The NW PATH EA Addendum maintains as much consistency as possible with the original 2008 EA in terms of the evaluation criteria used to compare alignments, while also updating technical assumptions, considerations, and costing, to reflect the changing local context in the last 10 years. The criteria used to assess the alignments both quantitatively (i.e., engineering investigation, pedestrian modelling, and costing) and qualitatively (i.e. policy fit) evaluates the alignments through an evaluation matrix.

Table 1 lists the advantages and disadvantages of each alternative alignment. For more detailed information on the evaluation of each alternative, please review the evaluation matrix.

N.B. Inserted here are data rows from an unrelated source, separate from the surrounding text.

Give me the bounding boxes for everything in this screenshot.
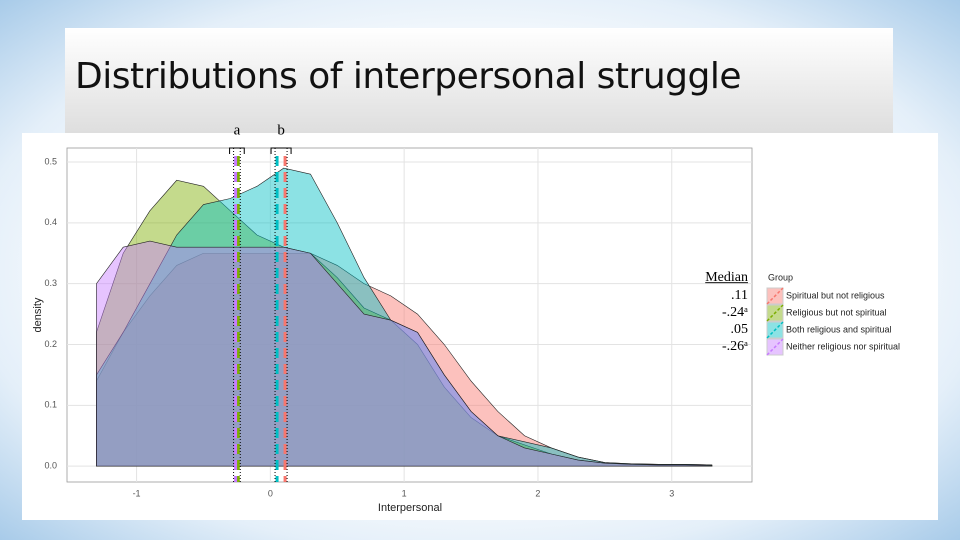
legend-label: Religious but not spiritual (786, 307, 887, 317)
y-tick-label: 0.1 (44, 400, 57, 410)
legend-label: Neither religious nor spiritual (786, 341, 900, 351)
y-tick-label: 0.2 (44, 339, 57, 349)
x-tick-label: 2 (535, 488, 540, 498)
slide-title: Distributions of interpersonal struggle (75, 56, 742, 97)
y-tick-label: 0.4 (44, 217, 57, 227)
y-tick-label: 0.0 (44, 461, 57, 471)
legend-key-line (766, 304, 784, 322)
median-label: -.24ᵃ (722, 305, 748, 320)
median-label: .11 (731, 288, 748, 303)
median-label: .05 (731, 322, 749, 337)
bracket (270, 147, 292, 154)
legend-title: Group (768, 272, 793, 282)
y-tick-label: 0.5 (44, 156, 57, 166)
legend-key-line (766, 338, 784, 356)
median-label: -.26ᵃ (722, 339, 748, 354)
x-axis-label: Interpersonal (378, 502, 442, 514)
plot-area (66, 147, 753, 483)
annotation: a (234, 122, 241, 138)
x-tick-label: 3 (669, 488, 674, 498)
bracket (229, 147, 245, 154)
legend-key-line (766, 321, 784, 339)
y-tick-label: 0.3 (44, 278, 57, 288)
x-tick-label: 0 (268, 488, 273, 498)
title-box: Distributions of interpersonal struggle (65, 28, 893, 133)
x-tick-label: 1 (402, 488, 407, 498)
annotation: b (277, 122, 285, 138)
legend-label: Both religious and spiritual (786, 324, 892, 334)
density-area (96, 240, 713, 467)
x-tick-label: -1 (133, 488, 141, 498)
legend-key-line (766, 287, 784, 305)
median-title: Median (705, 270, 748, 285)
y-axis-label: density (32, 297, 44, 332)
legend-label: Spiritual but not religious (786, 290, 885, 300)
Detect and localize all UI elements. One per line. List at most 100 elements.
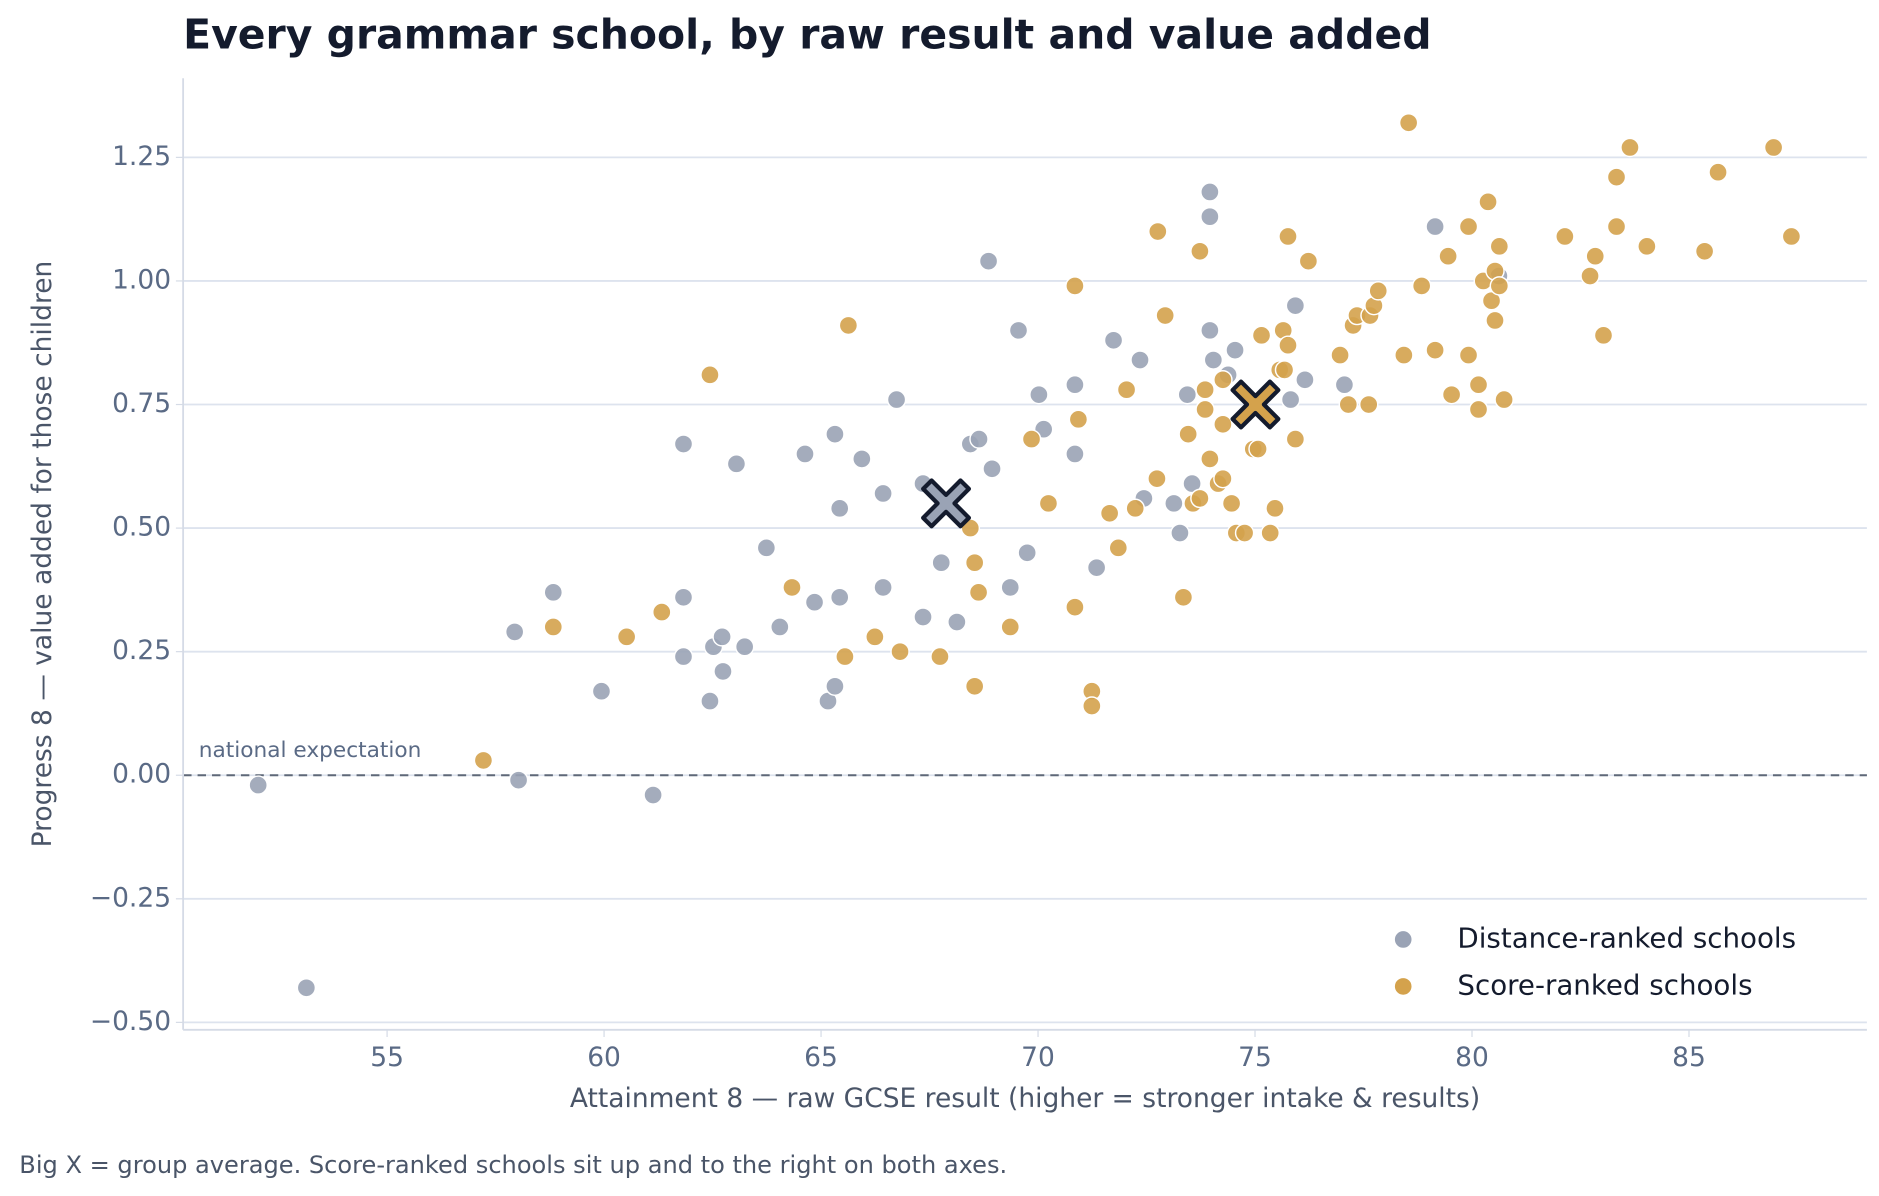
point [852, 449, 872, 469]
point [1593, 325, 1614, 346]
points [248, 113, 1802, 998]
point [865, 627, 885, 647]
point [713, 661, 733, 682]
point [968, 582, 989, 603]
point [248, 775, 268, 795]
point [969, 429, 989, 449]
y-axis-label: Progress 8 — value added for those child… [27, 261, 58, 848]
point [829, 498, 850, 519]
point [1585, 246, 1606, 266]
point [296, 978, 317, 998]
point [931, 552, 952, 573]
point [1620, 137, 1640, 158]
point [1278, 226, 1298, 247]
point [838, 315, 859, 336]
point [616, 627, 637, 647]
point [1637, 236, 1657, 257]
point [1008, 320, 1029, 341]
x-tick-label: 55 [370, 1042, 404, 1073]
point [1280, 389, 1301, 410]
x-tick-label: 70 [1021, 1042, 1055, 1073]
point [1082, 696, 1102, 716]
point [1200, 182, 1220, 202]
point [1295, 370, 1315, 390]
point [1000, 577, 1021, 598]
point [1478, 192, 1498, 212]
point [1458, 345, 1479, 365]
y-tick-label: −0.50 [90, 1006, 171, 1037]
point [873, 483, 893, 504]
point [886, 389, 907, 410]
point [1103, 330, 1124, 351]
point [1038, 493, 1059, 514]
point [1234, 523, 1255, 543]
point [1225, 340, 1245, 360]
point [913, 607, 933, 627]
point [1173, 587, 1194, 608]
point [1195, 379, 1215, 400]
point [804, 592, 825, 612]
point [508, 770, 529, 790]
point [964, 552, 985, 573]
point [673, 434, 694, 454]
point [1285, 429, 1306, 449]
point [890, 641, 910, 662]
point [1708, 162, 1728, 182]
point [1285, 295, 1306, 316]
point [1065, 597, 1085, 617]
point [1177, 384, 1198, 405]
point [1164, 493, 1184, 514]
point [1068, 409, 1089, 430]
point [770, 617, 790, 637]
point [873, 577, 893, 598]
point [1694, 241, 1715, 262]
point [1213, 370, 1233, 390]
point [1108, 538, 1129, 558]
point [1555, 226, 1575, 247]
point [1213, 414, 1233, 435]
point [1298, 251, 1319, 271]
point [1200, 206, 1220, 227]
point [825, 676, 845, 697]
point [1200, 449, 1220, 469]
point [643, 785, 663, 805]
y-tick-label: 1.25 [112, 141, 171, 172]
point [978, 251, 999, 271]
point [1606, 167, 1627, 187]
point [1425, 340, 1445, 360]
point [930, 646, 950, 667]
point [1368, 281, 1389, 301]
legend-marker [1393, 976, 1413, 997]
point [1130, 350, 1150, 370]
y-tick-label: 0.50 [112, 512, 171, 543]
point [1494, 389, 1514, 410]
grid [183, 156, 1867, 1024]
point [947, 612, 967, 632]
point [1125, 498, 1145, 519]
point [543, 582, 564, 603]
point [1278, 335, 1298, 355]
point [1330, 345, 1350, 365]
point [1338, 394, 1359, 415]
x-tick-label: 80 [1455, 1042, 1489, 1073]
y-tick-label: −0.25 [90, 882, 171, 913]
legend-marker [1393, 929, 1413, 950]
point [1489, 276, 1510, 296]
point [1065, 276, 1085, 296]
point [591, 681, 612, 701]
point [700, 365, 720, 385]
chart-title: Every grammar school, by raw result and … [183, 10, 1431, 58]
point [964, 676, 985, 697]
point [795, 444, 815, 464]
point [1398, 113, 1419, 133]
point [1190, 241, 1210, 262]
point [1248, 439, 1268, 459]
point [1425, 216, 1445, 237]
point [1763, 137, 1784, 158]
point [652, 602, 672, 622]
y-tick-label: 1.00 [112, 264, 171, 295]
point [1065, 374, 1085, 395]
point [734, 636, 755, 657]
y-tick-label: 0.75 [112, 388, 171, 419]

Table 1. Advantages and disadvantages of each of the four alternative alignments.


Advantages Disadvantages
Alignment #1/York Street
  • No escalator or elevator needed
  • Strong pedestrian demand for new tunnel
  • Most expensive option
  • Requires temporary lane closures on Front Street and York Street
  • Longest length of utility conflicts (i.e., sewer, hydro, gas, etc.) of all alignments (1,450 m); tied with Alignment #2 for the most major utility conflicts (six in total).
  • Requires reconstruction of TTC streetcar tracks on Wellington
  • No retail opportunities
  • Requires foundation support for the Toronto Club
Alignment #2/Front Street
  • Least impact to existing buildings
  • Direct connection to the western PATH network
  • Excellent connection to jobs
  • No escalator or elevator needed
  • 2nd longest length of utility conflicts (1,047 m); tied with Alignment #1 for the most major utility conflicts (six in total).
  • Highly disruptive cut-and-cover surface construction on major roads, requiring temporary lane closures on University Avenue & Front Street
  • Retail space very difficult and expensive to construct
  • Very long tunnel with little animation opportunities
Alignment #3/Building Alignment
  • Lowest cost option
  • Good pedestrian animation
  • Fewest construction impacts at surface
  • Minimal heavy construction and utility disruptions to road users – shortest length of utility conflicts of all alignments (148 m), and only one major conflict.
  • Does not provide a new PATH connection and offers inadequate service to the existing PATH network and north-west core
  • Requires elevator and/or escalator
  • Significant disruption and modification to the existing buildings
  • Narrow route in places (3.2 m width) may impact pedestrian flows
  • Requires reconstruction of TTC streetcar tracks on Wellington
  • Requires agreements with multiple landowners
Alignment #4/University (Parking Lot)
  • Best balance of performance and cost
  • Widest & tallest tunnel
  • Provides strong pedestrian connectivity and animation opportunities
  • Strong pedestrian demand for new tunnel
  • Direct north and west PATH network connections
  • New city-owned retail opportunities (approximately 4,300 sq. ft.)
  • Excellent connection to jobs
  • New elevator makes parking lot barrier-free (AODA compliant)
  • Requires temporary lane closures on University Avenue.
  • Extension connects to both levels of the existing underground parking lot that will continue to operate, but it reduces lot capacity by approximately 185 parking spaces Structural rehabilitation and modification of parking lot required
  • Moderate utility conflicts – 3rd for length of conflicts (580 m) and four major conflicts.


Figure 4

Map showing the four alignment options for the extension of the northwest PATH.
FIGURE 4: NW PATH Alignment Options


Minimizing the disruption to those who use the PATH, travel the surface routes, live, and work in the area is important to the City. Where possible, construction will occur in existing underground structures or under decking to reduce surface disruption and all construction will be coordinated with any other major downtown infrastructure work that is planned.

Through an online survey, which is now closed, the City asked for public input on the evaluation, recommended alignment, and any potential concerns you have regarding construction.